At first I couldn't believe my eyes. The
combat clearly had been raging for awhile, but no Air Force or local police had moved to stop it. Suddenly to
my dismay, from the new officer's
uniform beside me with a girl inside came something like these words:
"I'll stop this, let me out
of the car. When they see an officer's uniform they '11 take off
running."
"Don't do it," I begged.
"They should take off running, but what if they don't? What if that pack of fighting drunks goes for
you because they like to fight and think it's none of your business? Why don't we just find another place for you
to sleep? You've got a plane to
Germany in the morning. Let's keep our eye on the ball." Driving to
another motel, I said cautiously,
"You know, what they write in rule books and how things really work
are never the same. We all learn
that as we get older." She was too angry to hear, I think.
It's fairly clear to me by now that we
engage in our endless foreign adventures, launching military forces against tiny islands like Grenada, or tiny
nations like Panama, bombing the
vast deserts of Iraq, a country of 22 million people, or engage in our reckless
social adventures, too, patenting
human genes, forcing kids to be dumb, because our leadership classes are worn out from the long
strain of organizing everything over the centuries. Our leadership has
degenerated dramatically, just as British leadership did after Ladysmith, Kimberley, and Mafeking. Recently I
read of an American newsman who walked
unchallenged into a nuclear weapons storage facility near Moscow watched
over by a single guard without a
weapon.
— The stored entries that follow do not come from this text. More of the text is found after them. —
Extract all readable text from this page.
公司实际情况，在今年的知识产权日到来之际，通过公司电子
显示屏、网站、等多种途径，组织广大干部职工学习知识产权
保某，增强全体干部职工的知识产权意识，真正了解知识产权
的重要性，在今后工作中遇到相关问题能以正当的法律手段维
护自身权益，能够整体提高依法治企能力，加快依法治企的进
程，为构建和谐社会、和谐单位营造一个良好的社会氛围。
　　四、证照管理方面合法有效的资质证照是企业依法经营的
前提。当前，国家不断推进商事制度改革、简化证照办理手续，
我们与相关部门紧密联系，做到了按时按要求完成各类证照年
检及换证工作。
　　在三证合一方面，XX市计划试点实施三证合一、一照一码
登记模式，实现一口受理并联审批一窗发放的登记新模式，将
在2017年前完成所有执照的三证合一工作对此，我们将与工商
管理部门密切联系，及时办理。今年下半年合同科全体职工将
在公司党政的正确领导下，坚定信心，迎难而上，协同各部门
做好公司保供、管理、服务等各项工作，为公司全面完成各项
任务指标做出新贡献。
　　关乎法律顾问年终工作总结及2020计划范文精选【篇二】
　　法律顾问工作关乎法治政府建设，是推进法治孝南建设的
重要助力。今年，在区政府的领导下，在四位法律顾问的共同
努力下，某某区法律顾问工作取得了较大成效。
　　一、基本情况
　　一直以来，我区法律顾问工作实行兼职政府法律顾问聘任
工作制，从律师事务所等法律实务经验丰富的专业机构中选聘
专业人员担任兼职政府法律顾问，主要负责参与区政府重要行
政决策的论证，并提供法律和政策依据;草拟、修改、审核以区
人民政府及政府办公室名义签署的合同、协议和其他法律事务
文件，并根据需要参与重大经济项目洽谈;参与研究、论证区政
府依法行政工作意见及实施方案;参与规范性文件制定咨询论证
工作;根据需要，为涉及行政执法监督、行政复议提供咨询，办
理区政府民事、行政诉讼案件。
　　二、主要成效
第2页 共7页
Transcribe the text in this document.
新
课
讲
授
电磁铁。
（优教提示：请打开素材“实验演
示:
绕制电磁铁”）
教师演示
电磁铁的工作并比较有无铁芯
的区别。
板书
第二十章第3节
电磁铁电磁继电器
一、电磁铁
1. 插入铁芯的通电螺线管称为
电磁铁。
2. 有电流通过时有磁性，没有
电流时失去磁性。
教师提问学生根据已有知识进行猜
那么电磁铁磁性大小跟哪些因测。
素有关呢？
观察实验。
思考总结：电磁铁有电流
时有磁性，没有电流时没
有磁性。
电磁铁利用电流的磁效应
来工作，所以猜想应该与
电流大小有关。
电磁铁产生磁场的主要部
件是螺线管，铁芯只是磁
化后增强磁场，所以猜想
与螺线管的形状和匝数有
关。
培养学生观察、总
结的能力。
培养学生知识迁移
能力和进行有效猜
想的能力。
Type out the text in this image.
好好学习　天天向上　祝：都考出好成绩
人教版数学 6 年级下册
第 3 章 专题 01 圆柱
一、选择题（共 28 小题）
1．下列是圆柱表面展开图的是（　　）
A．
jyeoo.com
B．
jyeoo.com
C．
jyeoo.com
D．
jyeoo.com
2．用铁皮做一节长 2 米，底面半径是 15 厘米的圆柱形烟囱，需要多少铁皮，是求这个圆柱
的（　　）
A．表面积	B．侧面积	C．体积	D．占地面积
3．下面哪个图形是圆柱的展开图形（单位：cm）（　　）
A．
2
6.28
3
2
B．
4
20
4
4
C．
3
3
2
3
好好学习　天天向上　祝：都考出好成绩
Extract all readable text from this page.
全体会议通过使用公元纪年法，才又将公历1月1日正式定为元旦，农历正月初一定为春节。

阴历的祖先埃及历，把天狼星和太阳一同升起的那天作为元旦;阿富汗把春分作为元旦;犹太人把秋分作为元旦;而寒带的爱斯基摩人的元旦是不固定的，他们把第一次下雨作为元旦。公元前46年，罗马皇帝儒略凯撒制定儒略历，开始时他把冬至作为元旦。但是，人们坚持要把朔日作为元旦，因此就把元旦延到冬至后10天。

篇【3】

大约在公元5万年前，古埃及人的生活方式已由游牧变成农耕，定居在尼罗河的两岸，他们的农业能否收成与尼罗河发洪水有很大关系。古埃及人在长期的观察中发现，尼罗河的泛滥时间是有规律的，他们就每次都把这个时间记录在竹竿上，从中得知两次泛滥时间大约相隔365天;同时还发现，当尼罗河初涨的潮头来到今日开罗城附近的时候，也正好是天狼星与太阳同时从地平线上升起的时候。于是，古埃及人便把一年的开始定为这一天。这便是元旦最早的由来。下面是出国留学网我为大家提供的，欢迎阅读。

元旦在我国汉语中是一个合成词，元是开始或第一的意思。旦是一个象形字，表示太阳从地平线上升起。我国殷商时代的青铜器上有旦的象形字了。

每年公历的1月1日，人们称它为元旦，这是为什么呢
It tends to make me skeptical about any orderly scientific future. Is it possible that those who
sit atop the social bell curve represent the worst of evolution's products, not its best? Have the fools among us
who just don't get it risen up and
taken command? Think of the
valent symbols of our time: Coca-Cola, the Marlboro Man, disposable diapers, disposable children, Dolly the
cloned sheep, Verdun, Auschwitz, Hiroshima, the national highway system, My Lai, fiat money, the space
program, Chernobyl, Waco, the
Highway of Death, welfare, Bhopal, hordes of homeless, psychopathic kids
filling the corridors of the
schools put out of sight and mind until their morale is deteriorated;
think of Princess Di and the Ponzi
scheme we call Social Security, the missile attack on the Sudan, the naval blockade of Haiti. The
naval blockade of Haiti? Is any of this real? People who walk the dogs and kiss the grandchildren are all
so tired of grandiose schemes and
restless Utopians I doubt if too many would really care if the planet exploded tomorrow.
Think of the never-ending stream of
manufactured crises like the invasion of Panama or the cremation of Iraq, principal products of a spent
leadership trying to buy itself time
while the grail search for a destiny worth having goes on in
laboratories and conference rooms
instead of in homes and villages where it belongs. Did the people who arrange
this sorry soap opera ever take
note how green the world really is, how worthwhile the minds and hearts of average men and women,
how particular the hue of each blade of grass? It's the terrible idleness of the social engineering classes that
drives them mad, I think. They
have nothing worthwhile to do, so they do us.